The following is an example of how the functions az_scan_en_norm
and az_sim_dchi2
can be used, along with the script az_proc_scan.py
to generate plots of residual significance given some best fit model to the data, similar to those in Figure 2 of this article.
The steps as presented in that paper are:
1- Start with a baseline model with its best fit chi-squared
and covariance matrix (or MCMC chain) that encodes the uncertainty of best value parameters.
2- Draw N
random sets of parameters using the covariance matrix (or MCMC chain if loaded).
3- For each parameter set, simulate a spectrum using the observed detector response and background files. This produces N
simulated spectra that are drawn from the baseline model, taking into account its uncertainty.
4- Add a narrow Gaussian line and scan in energy and normalization and record the maximum improvement in
delta-chi-squared
. This gives N
values of delta-chi-square
that are used to construct a reference distribution to which observed delta-chi-squared
values are compared. The significance of an observed
delta-chi-squared
is then inferred from the number of simulated fit improvement cases that have a delta-chi-squared
that is as extreme as observed.
Steps
Assuming we have a file fit.xcm
that loads both the data and the model, then, in xspec
:
XSPEC12>source azTcl/az.tcl
XSPEC12>az_scan_en_norm fit.xcm 5 {10 5 10 40} {log 13 1e-6 1e-4 30} 1 0
XSPEC12>az_sim_dchi2 100 fit.xcm 5
Where, the first line loads the script.
The next line scans the residuals by stepping though energy (parameter number 10 from 5 to 10 keV with 40 steps) and intensity (parameter number 13 from 1e-6 to 1e-4 with 30 steps). The log
before 13 indicates that the steps are in log-space.
The scanning is done by adding a narrow gaussian line (component 5 in the model in this case) and stepping through the its energy and intensity values and recording the improvement in fit statistic.
Then mode=1
, so that we do both positive and negative intensity values, so that both emission and absorption lines are considered. In this example, the total number of intensity values is 30 x 2 = 60.

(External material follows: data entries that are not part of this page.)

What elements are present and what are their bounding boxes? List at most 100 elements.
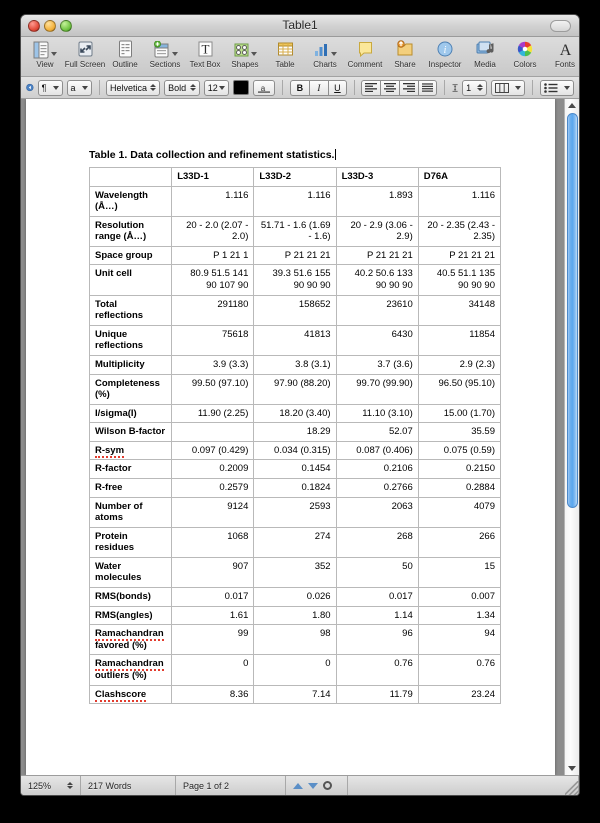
table-row-label: Wavelength (Å…) bbox=[88, 185, 173, 217]
statistics-table[interactable]: L33D-1 L33D-2 L33D-3 D76A Wavelength (Å…… bbox=[88, 167, 502, 705]
table-cell-value: 2.9 (2.3) bbox=[417, 354, 502, 375]
italic-button[interactable]: I bbox=[308, 79, 328, 96]
chevron-down-icon bbox=[515, 85, 522, 90]
toolbar-label-colors: Colors bbox=[513, 60, 537, 69]
styles-drawer-icon[interactable] bbox=[26, 80, 34, 95]
table-row-label: Unique reflections bbox=[88, 324, 173, 356]
toolbar-button-charts[interactable]: Charts bbox=[305, 39, 345, 69]
toolbar-button-inspector[interactable]: i Inspector bbox=[425, 39, 465, 69]
table-cell-value bbox=[171, 422, 255, 442]
table-cell-value: 0.097 (0.429) bbox=[171, 440, 255, 461]
toolbar-button-table[interactable]: Table bbox=[265, 39, 305, 69]
charts-icon bbox=[313, 39, 337, 59]
table-row: Ramachandran outliers (%) 0 0 0.76 0.76 bbox=[88, 654, 502, 686]
align-center-icon bbox=[384, 83, 397, 92]
text-style-button-group: B I U bbox=[289, 79, 347, 96]
table-cell-value: 1.34 bbox=[417, 605, 502, 626]
columns-icon bbox=[495, 82, 510, 93]
columns-popup[interactable] bbox=[491, 79, 526, 96]
vertical-scrollbar[interactable] bbox=[564, 99, 579, 775]
toolbar-button-view[interactable]: View bbox=[25, 39, 65, 69]
text-background-color-swatch[interactable]: a bbox=[253, 79, 276, 96]
font-size-field[interactable]: 12 bbox=[203, 79, 230, 96]
table-row: RMS(bonds) 0.017 0.026 0.017 0.007 bbox=[88, 587, 502, 607]
paragraph-style-popup[interactable]: ¶ bbox=[37, 79, 63, 96]
misspelled-word: R-sym bbox=[95, 444, 125, 458]
character-style-popup[interactable]: a bbox=[66, 79, 92, 96]
bold-button[interactable]: B bbox=[289, 79, 309, 96]
toolbar-button-shapes[interactable]: Shapes bbox=[225, 39, 265, 69]
chevron-down-icon bbox=[331, 52, 337, 56]
gear-icon[interactable] bbox=[323, 781, 332, 790]
table-cell-value: 96 bbox=[335, 624, 419, 656]
font-style-popup[interactable]: Bold bbox=[164, 79, 200, 96]
toolbar-button-full-screen[interactable]: Full Screen bbox=[65, 39, 105, 69]
toolbar-button-fonts[interactable]: A Fonts bbox=[545, 39, 579, 69]
toolbar-button-sections[interactable]: Sections bbox=[145, 39, 185, 69]
font-style-value: Bold bbox=[168, 82, 187, 93]
align-center-button[interactable] bbox=[380, 79, 400, 96]
misspelled-word: Ramachandran bbox=[95, 628, 164, 642]
table-row-label: R-sym bbox=[88, 440, 173, 461]
zoom-level-popup[interactable]: 125% bbox=[21, 776, 81, 795]
table-row: Clashscore 8.36 7.14 11.79 23.24 bbox=[88, 684, 502, 705]
line-spacing-field[interactable]: 1 bbox=[462, 79, 488, 96]
align-left-button[interactable] bbox=[361, 79, 381, 96]
toolbar-toggle-button[interactable] bbox=[550, 20, 571, 32]
toolbar-button-media[interactable]: Media bbox=[465, 39, 505, 69]
table-row-label: Water molecules bbox=[88, 556, 173, 589]
toolbar-button-colors[interactable]: Colors bbox=[505, 39, 545, 69]
table-cell-value: 40.2 50.6 133 90 90 90 bbox=[335, 264, 419, 296]
table-cell-value: 20 - 2.35 (2.43 - 2.35) bbox=[417, 215, 502, 247]
table-cell-value: 6430 bbox=[335, 324, 419, 356]
scrollbar-thumb[interactable] bbox=[567, 113, 578, 508]
table-row: Water molecules 907 352 50 15 bbox=[88, 556, 502, 589]
scroll-down-arrow[interactable] bbox=[565, 762, 579, 775]
table-row-label: Protein residues bbox=[88, 526, 173, 558]
document-page[interactable]: Table 1. Data collection and refinement … bbox=[26, 99, 555, 775]
scroll-up-arrow[interactable] bbox=[565, 99, 579, 112]
table-cell-value: P 21 21 21 bbox=[335, 245, 419, 266]
font-size-value: 12 bbox=[207, 82, 218, 93]
list-style-popup[interactable] bbox=[540, 79, 574, 96]
table-cell-value: 34148 bbox=[417, 294, 502, 326]
table-cell-value: 1.14 bbox=[335, 605, 419, 626]
chevron-down-icon bbox=[219, 85, 226, 90]
align-justify-button[interactable] bbox=[418, 79, 438, 96]
format-bar-divider bbox=[353, 80, 355, 95]
table-cell-value: 99.70 (99.90) bbox=[335, 373, 419, 405]
align-justify-icon bbox=[422, 83, 434, 92]
toolbar-label-media: Media bbox=[474, 60, 496, 69]
table-cell-value: 3.9 (3.3) bbox=[171, 354, 255, 375]
word-count: 217 Words bbox=[81, 776, 176, 795]
document-canvas[interactable]: Table 1. Data collection and refinement … bbox=[21, 99, 564, 775]
toolbar-label-sections: Sections bbox=[149, 60, 181, 69]
table-cell-value: 20 - 2.9 (3.06 - 2.9) bbox=[335, 215, 419, 247]
font-family-popup[interactable]: Helvetica bbox=[106, 79, 161, 96]
underline-button[interactable]: U bbox=[327, 79, 347, 96]
previous-page-icon[interactable] bbox=[293, 782, 303, 789]
toolbar-button-text-box[interactable]: T Text Box bbox=[185, 39, 225, 69]
table-cell-value: 35.59 bbox=[417, 422, 502, 442]
toolbar-button-share[interactable]: Share bbox=[385, 39, 425, 69]
text-color-swatch[interactable] bbox=[233, 80, 250, 95]
table-cell-value: 80.9 51.5 141 90 107 90 bbox=[171, 264, 255, 296]
window-resize-handle[interactable] bbox=[565, 781, 579, 795]
table-body: Wavelength (Å…) 1.116 1.116 1.893 1.116 Resol… bbox=[88, 185, 502, 705]
toolbar-button-comment[interactable]: Comment bbox=[345, 39, 385, 69]
next-page-icon[interactable] bbox=[308, 782, 318, 789]
minimize-button[interactable] bbox=[44, 20, 56, 32]
zoom-button[interactable] bbox=[60, 20, 72, 32]
table-cell-value: 0.2579 bbox=[171, 477, 255, 498]
window-title: Table1 bbox=[282, 18, 318, 32]
align-right-button[interactable] bbox=[399, 79, 419, 96]
table-cell-value: 1.80 bbox=[253, 605, 337, 626]
zoom-level-value: 125% bbox=[28, 780, 52, 791]
table-cell-value: P 1 21 1 bbox=[171, 245, 255, 266]
table-cell-value: 50 bbox=[335, 556, 419, 589]
table-cell-value: 75618 bbox=[171, 324, 255, 356]
table-cell-value: 0.017 bbox=[335, 587, 419, 607]
toolbar-button-outline[interactable]: Outline bbox=[105, 39, 145, 69]
close-button[interactable] bbox=[28, 20, 40, 32]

The last number is the redshift, so the energies are in the rest-frame of the source. Here, we used 0 for illustration.
This writes a file called
fit.scan
that has the results of the scanning in energy and intensity
One can stop at this point and use a simple f-test to assess the significant of the residual features by calling az_proc_scan.py
and giving fit.scan
as input. This is however is not strictly correct (see discussion in the paper and reference therein). The reference chi-squared
distribution need to be extracted from Monte-Carlo simulation that searches for features in the residuals that expected from pure noise fluctuations in the baseline model.
These simulation can be run using the command az_sim_dchi2 100 fit.xcm 5
, where 100
is the number of simulated spectra (typically, one needs a larger number), fit.xcm
is the file that loads the data and model, and 5 is the component number where the search gaussian is to be added.
The results will be saved: fit.sim
When running az_proc_scan.py
, the code will search for a .sim
file in the same location as in .scan
file, and process it if found (otherwise use only the .scan
file produced by az_scan_en_norm
).
The result of running az_proc_scan.py
is a file named fit.2d.plot
that can be read by veusz for plotting. An example veusz file (.vsz) is given along with this example.
The scales and units in the plot may depend on the specific case, so the plots are given in veusz
format to give the user the freedom in the plot settings.